All three approaches show that random choice may explain an ample 2% of the Dutch survey results. But failures to apply another compensatory or non-compensatory algorithm consistently, due to errors and/or taste variations (not investigated here), may explain at least a part of the same CSs. The contribution of random choice to the explanation of the Dutch survey results is thus marginal.
Appendix 3 People’s values of travel cost and time, and their income and free-time budgets
The marginal utility of a decrease in travel expenses can be equated with the marginal value of income, while that of a decrease in travel time is equal to the marginal utility of substituting travel time for another activity (e.g., DeSerpa, 1971; Reference Jara-Díaz and GuevaraJara-Díaz & Guevara, 2003). In the context of the Dutch VTTS surveys, the participants’ working hours and other obligatory and personal time spending may be treated as constant – they are not exchangeable with travel time. This implies that an individual’s marginal utility of travel time can be equated to that of her free-time budget. Following Bernoulli (1738) an individual’s utility of a decrease in travel time will decrease in accordance with increases in his free-time budget; his utility of a decrease in travel expenses will decrease as his income increases. People who trade-off the utilities of time and money will thus systematically choose the alternative with the shortest travel time if their income is more than enough and/or their free-time budget is very limited. Likewise, the probability that such “trading” people systematically choose the alternative with the lowest expenses will decrease with income and increase with free-time budget. At the survey-population level, this means that the percentage of “traders” among the respondents who systematically choose the shortest feasible travel time approaches zero at zero income; and among the traders who prefer the cheapest trip alternative, that percentage approaches zero at a zero free-time budget. These features of utility theory also hold for the hedonic values of time and money gains according to Prospect Theory (Reference Van de KaaVan de Kaa, 2010c).
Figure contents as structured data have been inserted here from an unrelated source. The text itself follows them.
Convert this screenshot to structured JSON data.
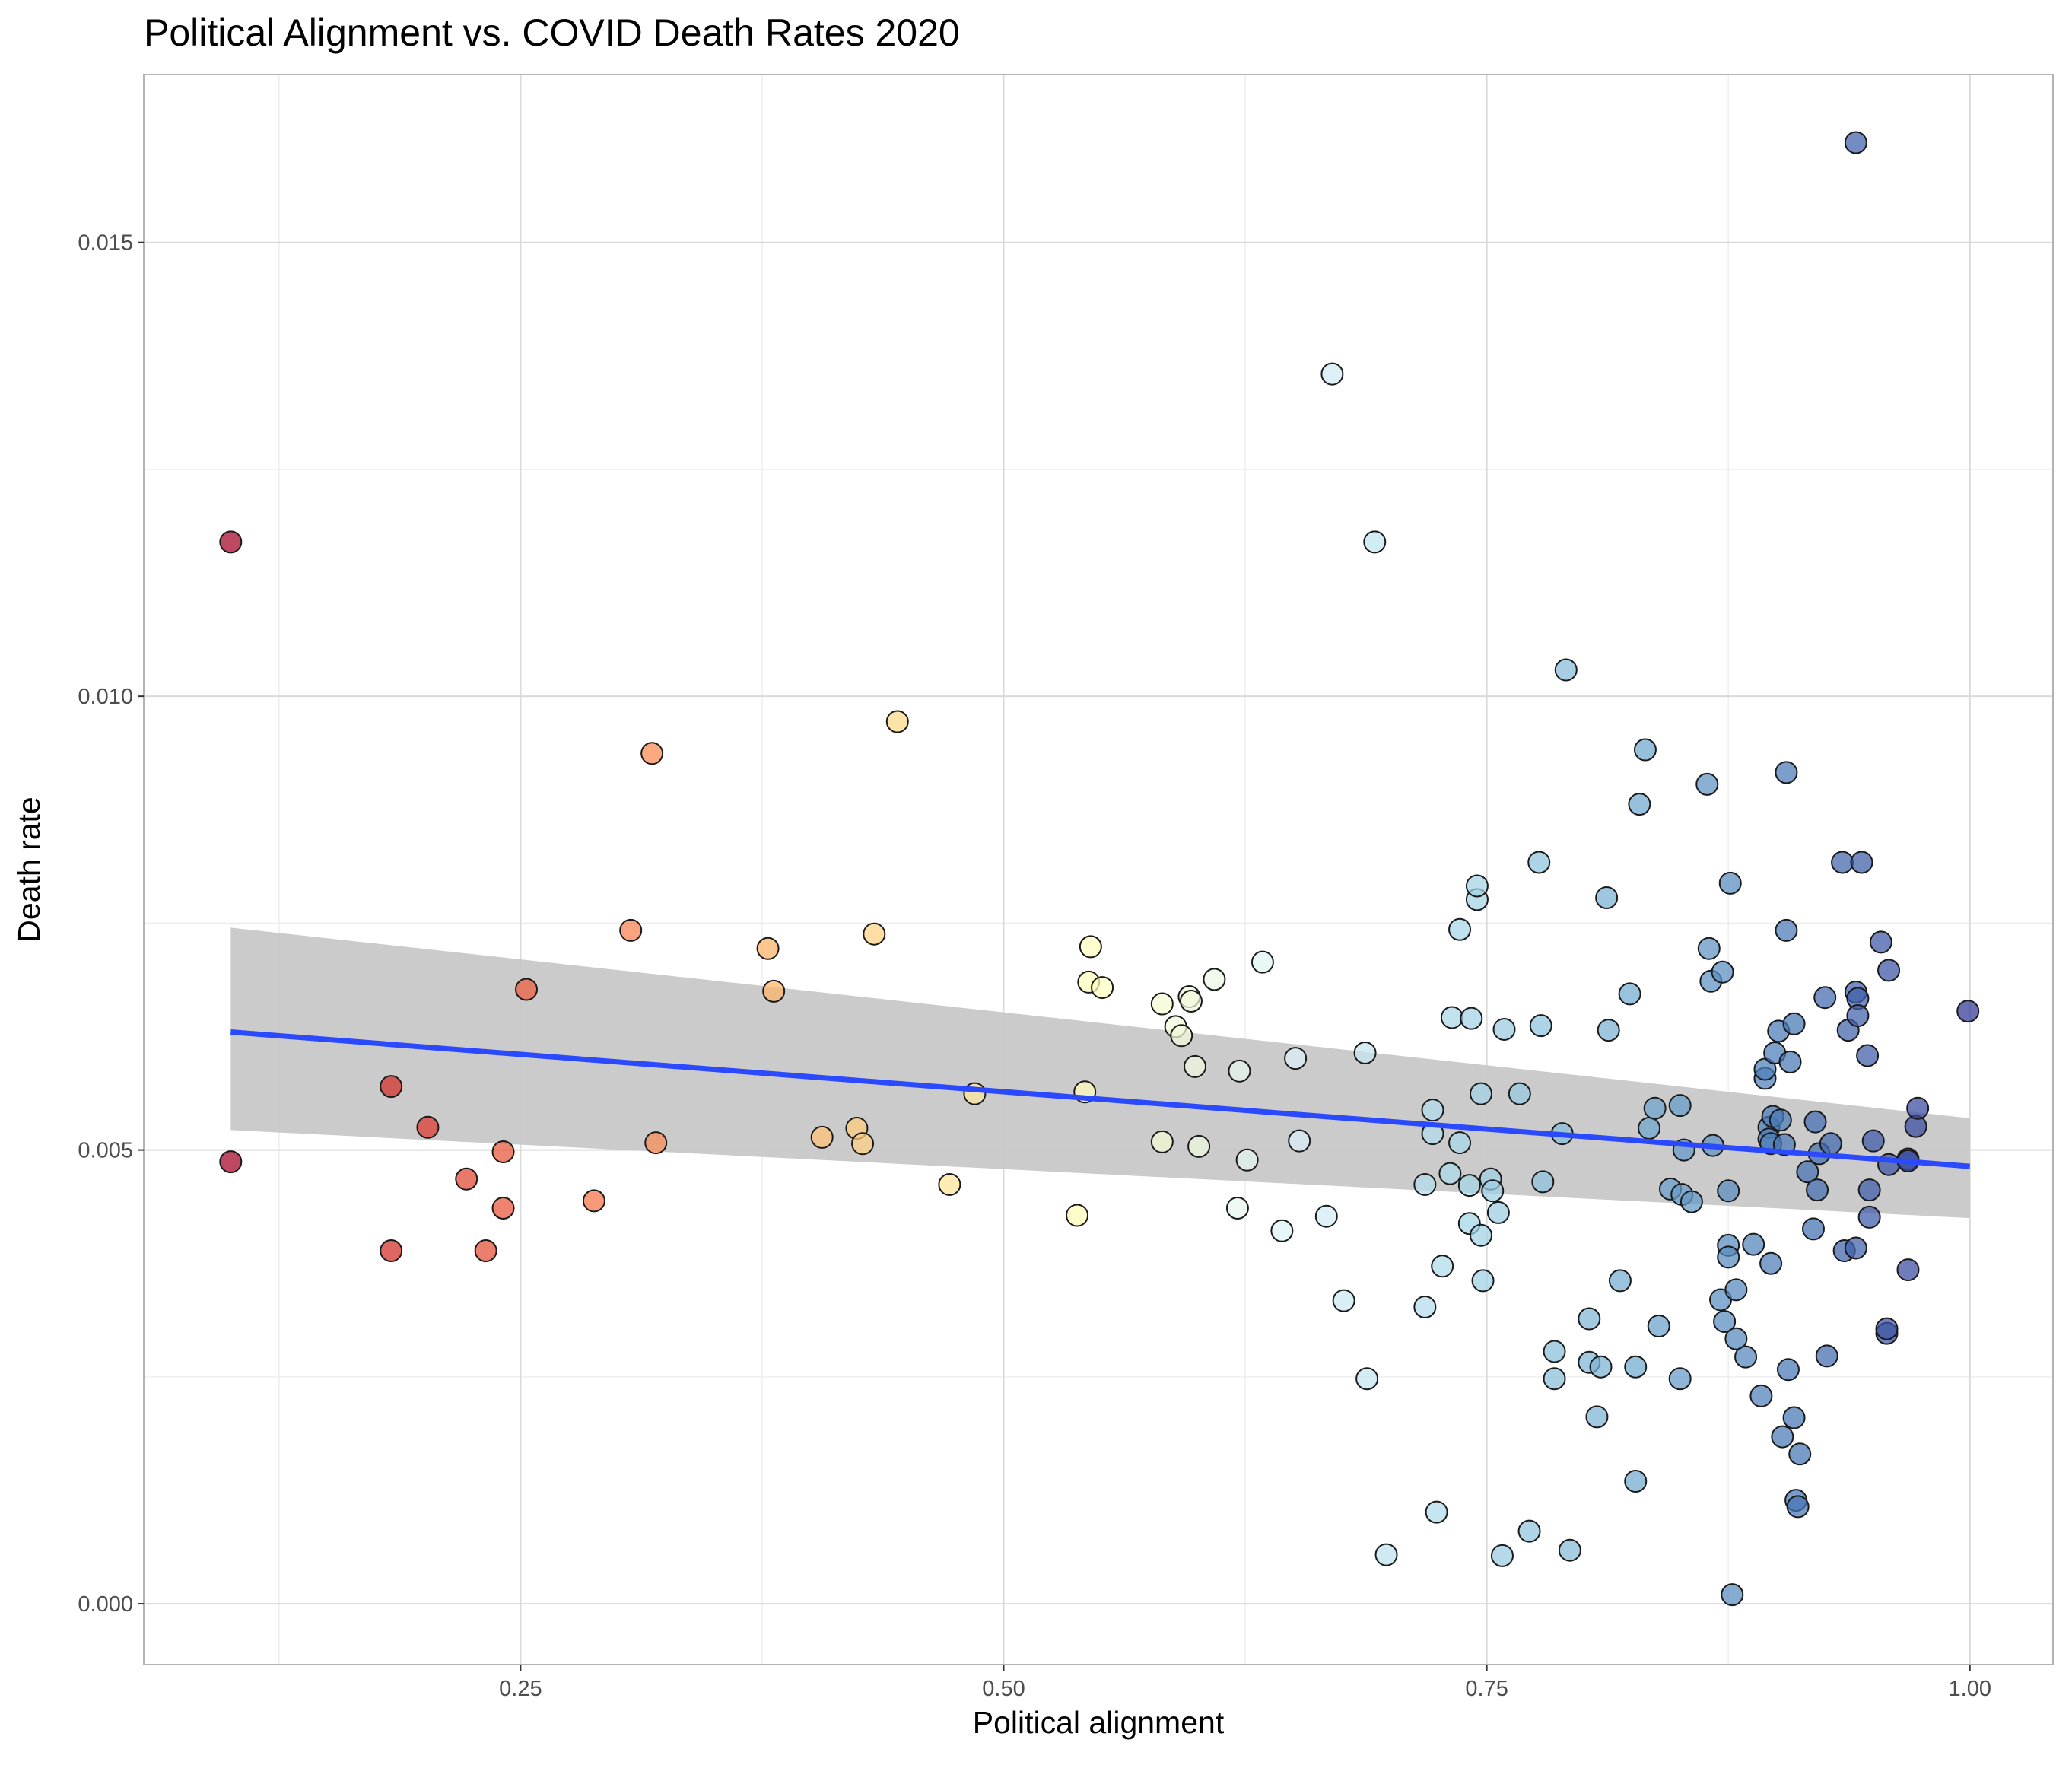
{
  "chart_data": {
    "type": "scatter",
    "title": "Political Alignment vs. COVID Death Rates 2020",
    "xlabel": "Political alignment",
    "ylabel": "Death rate",
    "xlim": [
      0.055,
      1.043
    ],
    "ylim": [
      -0.00067,
      0.01685
    ],
    "xticks": [
      0.25,
      0.5,
      0.75,
      1.0
    ],
    "xtick_labels": [
      "0.25",
      "0.50",
      "0.75",
      "1.00"
    ],
    "yticks": [
      0.0,
      0.005,
      0.01,
      0.015
    ],
    "ytick_labels": [
      "0.000",
      "0.005",
      "0.010",
      "0.015"
    ],
    "grid": true,
    "legend": "none",
    "color_scale": {
      "low": "#a50026",
      "mid": "#ffffbf",
      "high": "#313695",
      "stops": [
        "#a50026",
        "#d73027",
        "#f46d43",
        "#fdae61",
        "#fee090",
        "#ffffbf",
        "#e0f3f8",
        "#abd9e9",
        "#74add1",
        "#4575b4",
        "#313695"
      ]
    },
    "trend_line": {
      "color": "#2b49ff",
      "band_color": "#c8c8c8",
      "x": [
        0.1,
        1.0
      ],
      "y": [
        0.0063,
        0.00482
      ],
      "band_lower": [
        0.00522,
        0.00425
      ],
      "band_upper": [
        0.00745,
        0.00535
      ]
    },
    "points": [
      [
        0.1,
        0.0117
      ],
      [
        0.1,
        0.00487
      ],
      [
        0.183,
        0.0057
      ],
      [
        0.183,
        0.00389
      ],
      [
        0.202,
        0.00525
      ],
      [
        0.222,
        0.00468
      ],
      [
        0.232,
        0.00389
      ],
      [
        0.241,
        0.00436
      ],
      [
        0.241,
        0.00498
      ],
      [
        0.253,
        0.00677
      ],
      [
        0.288,
        0.00444
      ],
      [
        0.307,
        0.00742
      ],
      [
        0.318,
        0.00937
      ],
      [
        0.32,
        0.00508
      ],
      [
        0.378,
        0.00722
      ],
      [
        0.381,
        0.00675
      ],
      [
        0.406,
        0.00514
      ],
      [
        0.424,
        0.00524
      ],
      [
        0.427,
        0.00507
      ],
      [
        0.433,
        0.00738
      ],
      [
        0.445,
        0.00972
      ],
      [
        0.472,
        0.00462
      ],
      [
        0.485,
        0.00562
      ],
      [
        0.538,
        0.00428
      ],
      [
        0.542,
        0.00564
      ],
      [
        0.544,
        0.00685
      ],
      [
        0.545,
        0.00724
      ],
      [
        0.551,
        0.00679
      ],
      [
        0.582,
        0.00661
      ],
      [
        0.582,
        0.00509
      ],
      [
        0.589,
        0.00636
      ],
      [
        0.592,
        0.00626
      ],
      [
        0.596,
        0.00669
      ],
      [
        0.597,
        0.00664
      ],
      [
        0.599,
        0.00592
      ],
      [
        0.601,
        0.00504
      ],
      [
        0.609,
        0.00688
      ],
      [
        0.621,
        0.00436
      ],
      [
        0.622,
        0.00587
      ],
      [
        0.626,
        0.00489
      ],
      [
        0.634,
        0.00707
      ],
      [
        0.644,
        0.00411
      ],
      [
        0.651,
        0.00601
      ],
      [
        0.653,
        0.0051
      ],
      [
        0.667,
        0.00427
      ],
      [
        0.67,
        0.01355
      ],
      [
        0.676,
        0.00334
      ],
      [
        0.687,
        0.00607
      ],
      [
        0.688,
        0.00248
      ],
      [
        0.692,
        0.0117
      ],
      [
        0.698,
        0.00054
      ],
      [
        0.718,
        0.00327
      ],
      [
        0.718,
        0.00462
      ],
      [
        0.722,
        0.00544
      ],
      [
        0.722,
        0.00518
      ],
      [
        0.724,
        0.00101
      ],
      [
        0.727,
        0.00372
      ],
      [
        0.731,
        0.00474
      ],
      [
        0.732,
        0.00646
      ],
      [
        0.736,
        0.00743
      ],
      [
        0.736,
        0.00508
      ],
      [
        0.741,
        0.00419
      ],
      [
        0.741,
        0.00461
      ],
      [
        0.742,
        0.00645
      ],
      [
        0.745,
        0.00776
      ],
      [
        0.745,
        0.00791
      ],
      [
        0.747,
        0.00562
      ],
      [
        0.747,
        0.00406
      ],
      [
        0.748,
        0.00356
      ],
      [
        0.752,
        0.00468
      ],
      [
        0.753,
        0.00455
      ],
      [
        0.756,
        0.00431
      ],
      [
        0.758,
        0.00053
      ],
      [
        0.759,
        0.00633
      ],
      [
        0.767,
        0.00562
      ],
      [
        0.772,
        0.0008
      ],
      [
        0.777,
        0.00817
      ],
      [
        0.778,
        0.00637
      ],
      [
        0.779,
        0.00465
      ],
      [
        0.785,
        0.00248
      ],
      [
        0.785,
        0.00278
      ],
      [
        0.789,
        0.00518
      ],
      [
        0.791,
        0.01029
      ],
      [
        0.793,
        0.00059
      ],
      [
        0.803,
        0.00266
      ],
      [
        0.803,
        0.00314
      ],
      [
        0.807,
        0.00206
      ],
      [
        0.809,
        0.00261
      ],
      [
        0.812,
        0.00778
      ],
      [
        0.813,
        0.00632
      ],
      [
        0.819,
        0.00356
      ],
      [
        0.824,
        0.00672
      ],
      [
        0.827,
        0.00135
      ],
      [
        0.827,
        0.00261
      ],
      [
        0.829,
        0.00881
      ],
      [
        0.832,
        0.00941
      ],
      [
        0.834,
        0.00524
      ],
      [
        0.837,
        0.00546
      ],
      [
        0.839,
        0.00306
      ],
      [
        0.845,
        0.00457
      ],
      [
        0.85,
        0.00549
      ],
      [
        0.85,
        0.00248
      ],
      [
        0.851,
        0.00451
      ],
      [
        0.852,
        0.005
      ],
      [
        0.856,
        0.00443
      ],
      [
        0.864,
        0.00903
      ],
      [
        0.865,
        0.00722
      ],
      [
        0.866,
        0.00686
      ],
      [
        0.867,
        0.00505
      ],
      [
        0.871,
        0.00335
      ],
      [
        0.872,
        0.00696
      ],
      [
        0.873,
        0.00311
      ],
      [
        0.875,
        0.00395
      ],
      [
        0.875,
        0.00382
      ],
      [
        0.875,
        0.00455
      ],
      [
        0.876,
        0.00794
      ],
      [
        0.877,
        0.0001
      ],
      [
        0.879,
        0.00346
      ],
      [
        0.879,
        0.00292
      ],
      [
        0.884,
        0.00272
      ],
      [
        0.888,
        0.00396
      ],
      [
        0.892,
        0.00229
      ],
      [
        0.894,
        0.00579
      ],
      [
        0.894,
        0.00589
      ],
      [
        0.896,
        0.00525
      ],
      [
        0.896,
        0.00512
      ],
      [
        0.897,
        0.00375
      ],
      [
        0.897,
        0.00507
      ],
      [
        0.898,
        0.00537
      ],
      [
        0.899,
        0.00607
      ],
      [
        0.901,
        0.00631
      ],
      [
        0.902,
        0.00533
      ],
      [
        0.903,
        0.00184
      ],
      [
        0.904,
        0.00506
      ],
      [
        0.905,
        0.00916
      ],
      [
        0.905,
        0.00742
      ],
      [
        0.906,
        0.00258
      ],
      [
        0.907,
        0.00597
      ],
      [
        0.909,
        0.00205
      ],
      [
        0.909,
        0.00639
      ],
      [
        0.91,
        0.00114
      ],
      [
        0.911,
        0.00107
      ],
      [
        0.912,
        0.00165
      ],
      [
        0.916,
        0.00476
      ],
      [
        0.919,
        0.00413
      ],
      [
        0.92,
        0.00531
      ],
      [
        0.921,
        0.00456
      ],
      [
        0.922,
        0.00496
      ],
      [
        0.925,
        0.00668
      ],
      [
        0.926,
        0.00273
      ],
      [
        0.928,
        0.00507
      ],
      [
        0.934,
        0.00817
      ],
      [
        0.935,
        0.00389
      ],
      [
        0.937,
        0.00632
      ],
      [
        0.941,
        0.00674
      ],
      [
        0.941,
        0.00392
      ],
      [
        0.942,
        0.00667
      ],
      [
        0.942,
        0.00648
      ],
      [
        0.944,
        0.00817
      ],
      [
        0.947,
        0.00604
      ],
      [
        0.948,
        0.00426
      ],
      [
        0.948,
        0.00456
      ],
      [
        0.95,
        0.0051
      ],
      [
        0.954,
        0.00729
      ],
      [
        0.957,
        0.00298
      ],
      [
        0.957,
        0.00303
      ],
      [
        0.958,
        0.00484
      ],
      [
        0.958,
        0.00698
      ],
      [
        0.968,
        0.0049
      ],
      [
        0.968,
        0.00368
      ],
      [
        0.968,
        0.00488
      ],
      [
        0.972,
        0.00526
      ],
      [
        0.973,
        0.00546
      ],
      [
        0.941,
        0.0161
      ],
      [
        0.999,
        0.00653
      ]
    ]
  }
}
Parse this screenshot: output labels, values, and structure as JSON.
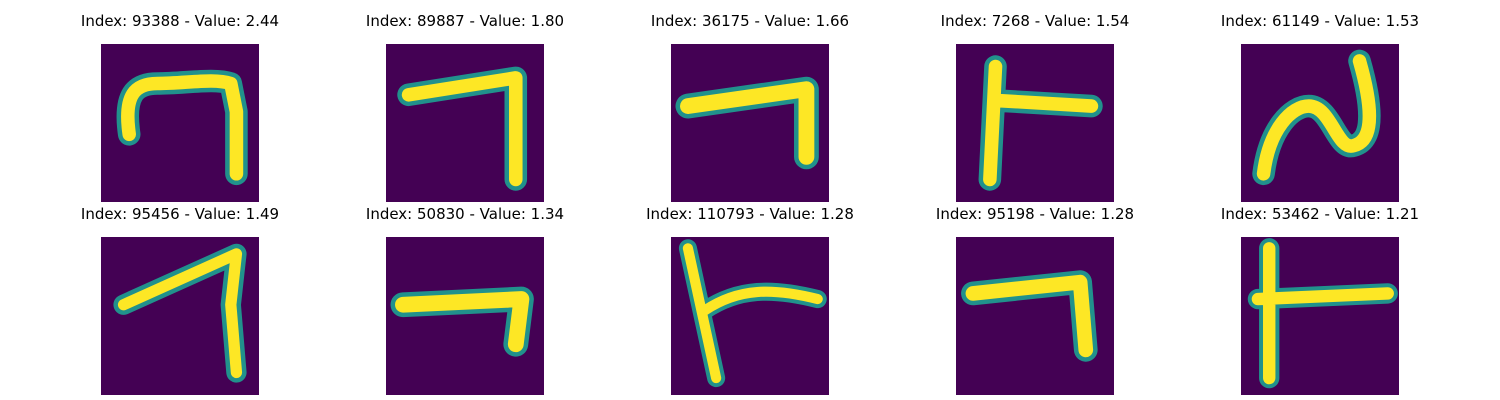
{
  "colors": {
    "background": "#440154",
    "stroke": "#fde725",
    "edge": "#21918c"
  },
  "panels": [
    {
      "title": "Index: 93388 - Value: 2.44",
      "glyph": "seven-curled"
    },
    {
      "title": "Index: 89887 - Value: 1.80",
      "glyph": "seven-wide"
    },
    {
      "title": "Index: 36175 - Value: 1.66",
      "glyph": "seven-flat"
    },
    {
      "title": "Index: 7268 - Value: 1.54",
      "glyph": "seven-left-bar"
    },
    {
      "title": "Index: 61149 - Value: 1.53",
      "glyph": "two-wave"
    },
    {
      "title": "Index: 95456 - Value: 1.49",
      "glyph": "seven-slanted"
    },
    {
      "title": "Index: 50830 - Value: 1.34",
      "glyph": "seven-box"
    },
    {
      "title": "Index: 110793 - Value: 1.28",
      "glyph": "seven-thin-left"
    },
    {
      "title": "Index: 95198 - Value: 1.28",
      "glyph": "seven-bent"
    },
    {
      "title": "Index: 53462 - Value: 1.21",
      "glyph": "seven-t"
    }
  ]
}
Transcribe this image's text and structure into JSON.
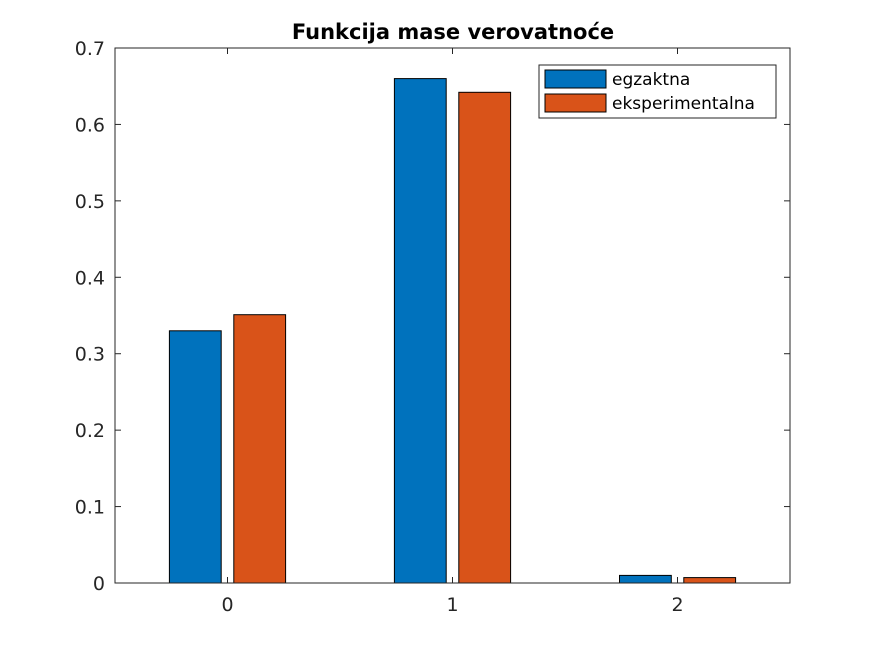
{
  "chart_data": {
    "type": "bar",
    "title": "Funkcija mase verovatnoće",
    "xlabel": "",
    "ylabel": "",
    "categories": [
      "0",
      "1",
      "2"
    ],
    "series": [
      {
        "name": "egzaktna",
        "values": [
          0.33,
          0.66,
          0.01
        ],
        "color": "#0072BD"
      },
      {
        "name": "eksperimentalna",
        "values": [
          0.351,
          0.642,
          0.007
        ],
        "color": "#D95319"
      }
    ],
    "ylim": [
      0,
      0.7
    ],
    "yticks": [
      "0",
      "0.1",
      "0.2",
      "0.3",
      "0.4",
      "0.5",
      "0.6",
      "0.7"
    ],
    "grid": false,
    "legend_position": "top-right",
    "axis_color": "#262626"
  }
}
The probability that a “non-trader” always chooses the alternatives with the highest time saving may increase with a decreasing free-time budget. However, by definition such a strong-lexicographic chooser should disregard cost levels. The probability should thus be the same for different incomes. Similarly, the probability that a non-trader always chooses the cheapest alternative may increase with decreasing income but should be the same for different free-time budgets. At the population level, this means that the percentage of non-traders among the respondents who systematically choose the shortest feasible travel time at zero income should also apply to other income levels. Likewise, the percentage of non-traders among those who systematically choose the cheapest alternative should be the same for all free-time levels.